Such change has been felt by many foreign-funded companies. In 2012 U.S.-China Commerce Chamber for the first time raised the question “whether the labor costs will impact company operation” in the annual “Business Environment Investigation Report”. The result shows that 82% people think the labor costs will impact the company operation.
But Zhou also mentioned that those companies who have high requirements about high-stream and low-stream industry chain will choose to stay. It is said that companies of this type would finally return to China.
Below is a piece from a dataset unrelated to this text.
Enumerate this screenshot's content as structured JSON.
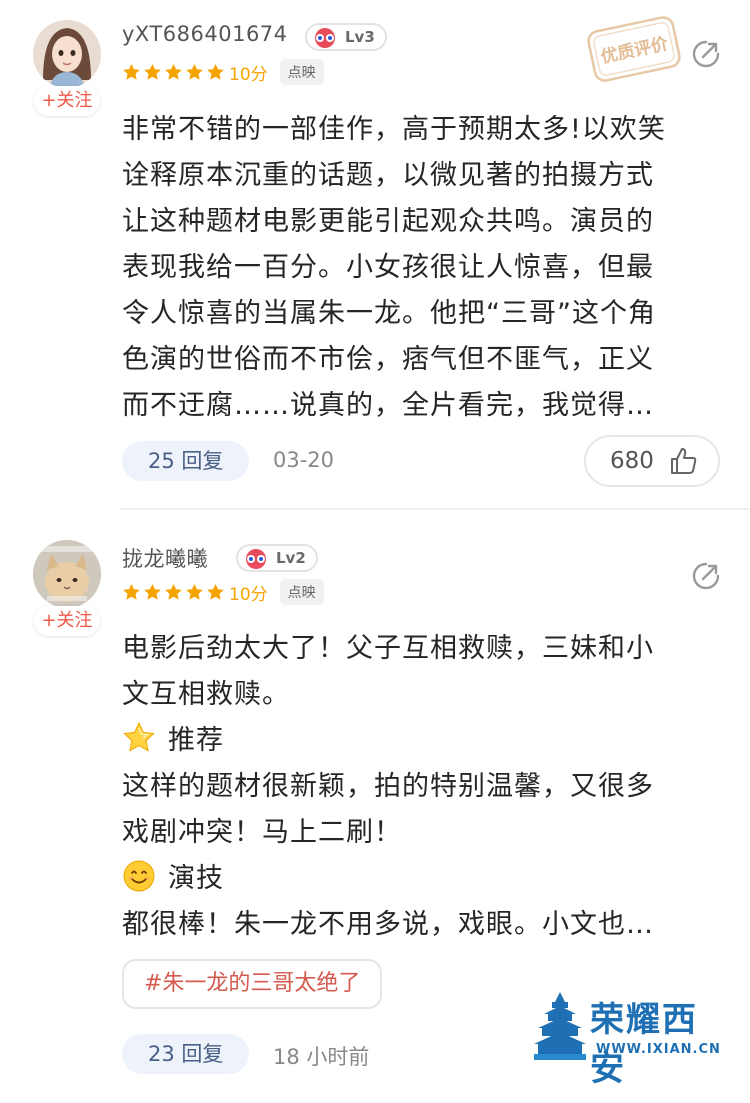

Hu Ke, director of the trade development department of the Management Committee of the Suzhou Industry Park, told reporters that the companies introduced into the industry park are mainly global top 500, whose core competency lies in their brand and technology. Once established in the industry park, these companies are stable and less sensitive to costs. Hu added that his years of experiences in inviting commercial capital show that those “migrant” companies mainly belong to companies with low added values, weak competitiveness and high sensitivity to the change of costs. The more comprehensive the company is; the more stable it will be. Many foreign-funded companies in the industry park not only function as production base, but also as corporate headquarter, R&D center or design center.
“They need this market”
Zhang Xiangchen, director of the Policy Research Institute of the Ministry of Commerce, also discovered that it will be a natural process for the low-end manufacturing business to maintain their investment level in China or move to China’s middle and west regions or even overseas. For the medium-level manufacturing industry, the U.S. and European companies will expand their investments because they need the Chinese market.
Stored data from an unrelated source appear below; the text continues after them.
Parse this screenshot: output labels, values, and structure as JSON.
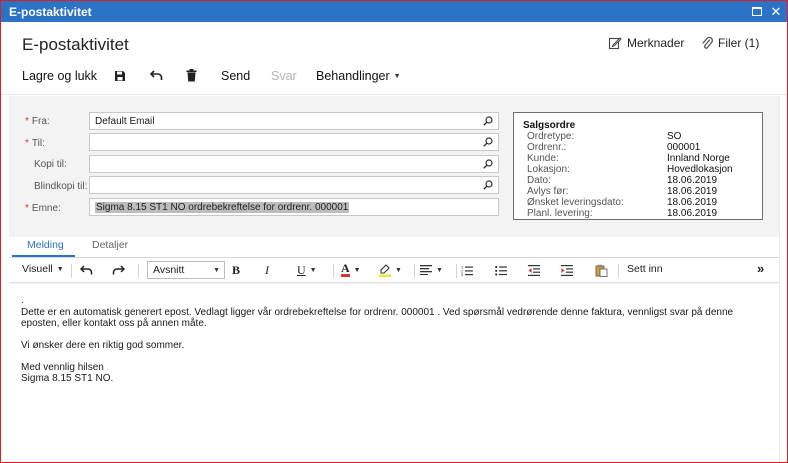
{
  "window": {
    "title": "E-postaktivitet"
  },
  "header": {
    "title": "E-postaktivitet",
    "notes_label": "Merknader",
    "files_label": "Filer (1)"
  },
  "toolbar": {
    "save_close_label": "Lagre og lukk",
    "send_label": "Send",
    "reply_label": "Svar",
    "actions_label": "Behandlinger"
  },
  "form": {
    "from_label": "Fra:",
    "from_value": "Default Email",
    "to_label": "Til:",
    "to_value": "",
    "cc_label": "Kopi til:",
    "cc_value": "",
    "bcc_label": "Blindkopi til:",
    "bcc_value": "",
    "subject_label": "Emne:",
    "subject_value": "Sigma 8.15 ST1 NO ordrebekreftelse for ordrenr. 000001",
    "required_marker": "*"
  },
  "sales_order": {
    "title": "Salgsordre",
    "rows": [
      {
        "label": "Ordretype:",
        "value": "SO"
      },
      {
        "label": "Ordrenr.:",
        "value": "000001"
      },
      {
        "label": "Kunde:",
        "value": "Innland Norge"
      },
      {
        "label": "Lokasjon:",
        "value": "Hovedlokasjon"
      },
      {
        "label": "Dato:",
        "value": "18.06.2019"
      },
      {
        "label": "Avlys før:",
        "value": "18.06.2019"
      },
      {
        "label": "Ønsket leveringsdato:",
        "value": "18.06.2019"
      },
      {
        "label": "Planl. levering:",
        "value": "18.06.2019"
      }
    ]
  },
  "tabs": [
    {
      "label": "Melding"
    },
    {
      "label": "Detaljer"
    }
  ],
  "editor_toolbar": {
    "view_label": "Visuell",
    "paragraph_label": "Avsnitt",
    "bold_label": "B",
    "italic_label": "I",
    "underline_label": "U",
    "font_color_label": "A",
    "insert_label": "Sett inn",
    "more_label": "»"
  },
  "editor": {
    "lines": [
      ".",
      "Dette er en automatisk generert epost. Vedlagt ligger vår ordrebekreftelse for ordrenr. 000001 . Ved spørsmål vedrørende denne faktura, vennligst svar på denne",
      "eposten, eller kontakt oss på annen måte.",
      "",
      "Vi ønsker dere en riktig god sommer.",
      "",
      "Med vennlig hilsen",
      "Sigma 8.15 ST1 NO."
    ]
  },
  "colors": {
    "titlebar": "#2b73c4",
    "accent": "#2b73c4",
    "required": "#d1373a",
    "window_border": "#e11d21"
  }
}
Zhang remarked that the U.S. government has adjusted its policies by encouraging the development of local manufacturing industry and also the return of overseas capital. Boosted by such policy change, Ford, Carlyle and NCR Corporation have decided to move its overseas capacities back to the U.S. He confessed that this will bring certain pressures to China, but the survey shows that the number of U.S. companies moving back is small and it is only restricted to those industries or products highly dependent on the U.S. market. Many big American companies, including GE and Apple, will further expand their investment and capacities in China. Therefore, “in general, China’s market potential and industry condition have huge attractions to the overseas manufacturers.”
But the “Business Environment Survey Report” issued by AmCham China in 2012 also shows that although the costs have been rising in 2011, more than 75% people still predict the sales revenue of foreign companies in China will rise in 2012, 39% U.S. companies say that the profit margin in China is still highest in the world, and 78% U.S. companies listed China as one of the three investment targets of the world.“Obviously the foreign-funded companies do not want to leave China.” the report indicates.
Shen Danyang also mentioned that although the U.S. and some European countries will call back the capital and reduce their investments to China due to the impact of the manufacturing industry strategy, the Ministry of Commerce says there has been no large-scale exit of foreign investors from the Chinese market.
Shen added that “we are still optimistic about the prospect of China’s inviting and using foreign investments, because the investment environment here has been improving.” He said that according to the “2011 Questionnaire Survey Report of Japanese Manufacturing Companies’ Overseas Business”issued by JBIC, the Japanese manufacturers are speeding up their overseas expansion, and China and India will be their investment priority. Also, the“Medium-sized Company Business Climate Survey” issued by Singapore UOB Group also shows that China will be the primer choice for the business investment of Singaporean medium-sized companies.